I met Harry rather late in the morning, for an introduction to Knepp and its emperors, but wasn't expecting the fireworks we were about to experience. This was about to become a Midsummer Day I will never forget, and nor will he. I had already commented that this year's population size was hard to call, as the searing heat over previous days had clearly suppressed activity - but by how much?
Heat again subdued activity, but this time only between 3pm and 6pm, with the slight breeze preventing burn-out before this period of quiescence. Our meticulous and methodical count, between 10.30am and 8.00pm, of 148 individual Purple Emperors could thus have produced even more.

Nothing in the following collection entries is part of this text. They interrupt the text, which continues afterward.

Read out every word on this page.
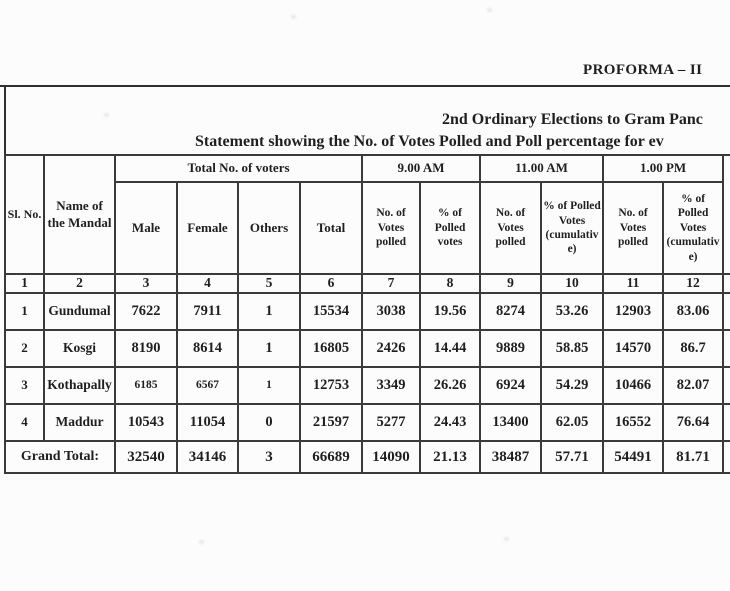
PROFORMA – II
2nd Ordinary Elections to Gram Panc
Statement showing the No. of Votes Polled and Poll percentage for ev
Sl. No.	Name of the Mandal	Total No. of voters				9.00 AM		11.00 AM		1.00 PM		
		Male	Female	Others	Total	No. of Votes polled	% of Polled votes	No. of Votes polled	% of Polled Votes (cumulative)	No. of Votes polled	% of Polled Votes (cumulative)	
1	2	3	4	5	6	7	8	9	10	11	12	
1	Gundumal	7622	7911	1	15534	3038	19.56	8274	53.26	12903	83.06	
2	Kosgi	8190	8614	1	16805	2426	14.44	9889	58.85	14570	86.7	
3	Kothapally	6185	6567	1	12753	3349	26.26	6924	54.29	10466	82.07	
4	Maddur	10543	11054	0	21597	5277	24.43	13400	62.05	16552	76.64	
Grand Total:		32540	34146	3	66689	14090	21.13	38487	57.71	54491	81.71	
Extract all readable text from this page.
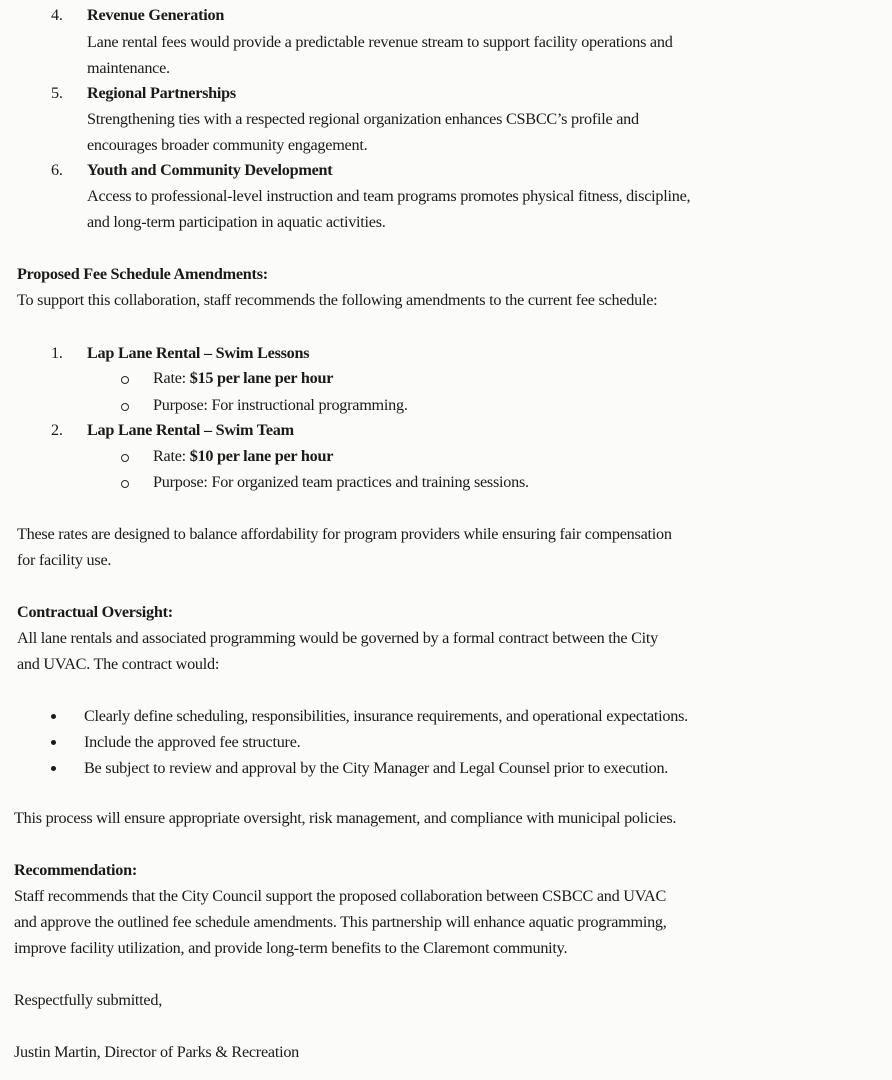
4. Revenue Generation
Lane rental fees would provide a predictable revenue stream to support facility operations and
maintenance.
5. Regional Partnerships
Strengthening ties with a respected regional organization enhances CSBCC’s profile and
encourages broader community engagement.
6. Youth and Community Development
Access to professional-level instruction and team programs promotes physical fitness, discipline,
and long-term participation in aquatic activities.
Proposed Fee Schedule Amendments:
To support this collaboration, staff recommends the following amendments to the current fee schedule:
1. Lap Lane Rental – Swim Lessons
Rate: $15 per lane per hour
Purpose: For instructional programming.
2. Lap Lane Rental – Swim Team
Rate: $10 per lane per hour
Purpose: For organized team practices and training sessions.
These rates are designed to balance affordability for program providers while ensuring fair compensation
for facility use.
Contractual Oversight:
All lane rentals and associated programming would be governed by a formal contract between the City
and UVAC. The contract would:
Clearly define scheduling, responsibilities, insurance requirements, and operational expectations.
Include the approved fee structure.
Be subject to review and approval by the City Manager and Legal Counsel prior to execution.
This process will ensure appropriate oversight, risk management, and compliance with municipal policies.
Recommendation:
Staff recommends that the City Council support the proposed collaboration between CSBCC and UVAC
and approve the outlined fee schedule amendments. This partnership will enhance aquatic programming,
improve facility utilization, and provide long-term benefits to the Claremont community.
Respectfully submitted,
Justin Martin, Director of Parks & Recreation
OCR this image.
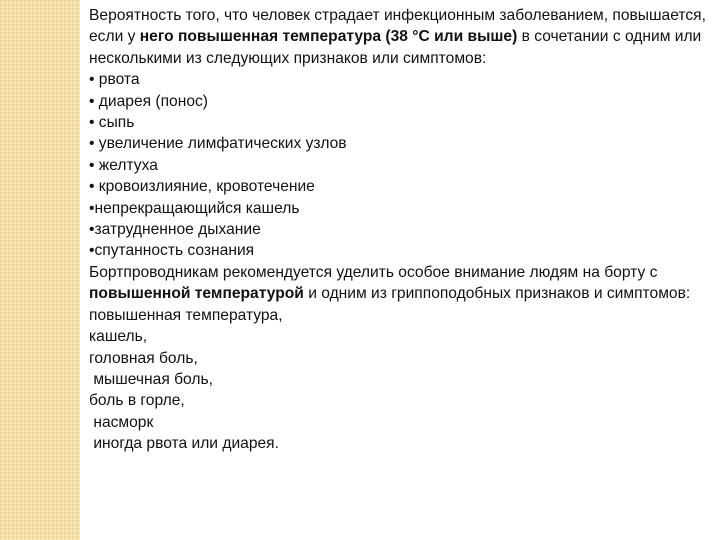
Вероятность того, что человек страдает инфекционным заболеванием, повышается, если у него повышенная температура (38 °C или выше) в сочетании с одним или несколькими из следующих признаков или симптомов:

• рвота

• диарея (понос)

• сыпь

• увеличение лимфатических узлов

• желтуха

• кровоизлияние, кровотечение

•непрекращающийся кашель

•затрудненное дыхание

•спутанность сознания

Бортпроводникам рекомендуется уделить особое внимание людям на борту с повышенной температурой и одним из гриппоподобных признаков и симптомов:

повышенная температура,

кашель,

головная боль,

мышечная боль,

боль в горле,

насморк

иногда рвота или диарея.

Of the 148, only 6 were female, and almost every butterfly appeared to be in excellent or good condition. We saw 6 or 7 different bundles of 4 males, and between 15 and 20 bundles of 3. Some oaks hosted clusters of 4 and 3 simultaneously - the air was at times thick with them.
The Knepp emperors are now coming to ground with increased regularity. We witnessed 3 groundings and I'm aware of another 3 on the day. We watched one 'rejection drop', with the disgruntled female being pursued by a couple of males. Chaffinch, Great Tit, Chiffchaff, Jay and large dragonflies were attacked.
As the light of the longest day began to soften, and the oak crowns became alive with twisting clouds of Purple Hairstreak, the emperors finally decided that they'd done enough to confirm that Knepp is now one of the most awe-inspiring parts of the great British countryside.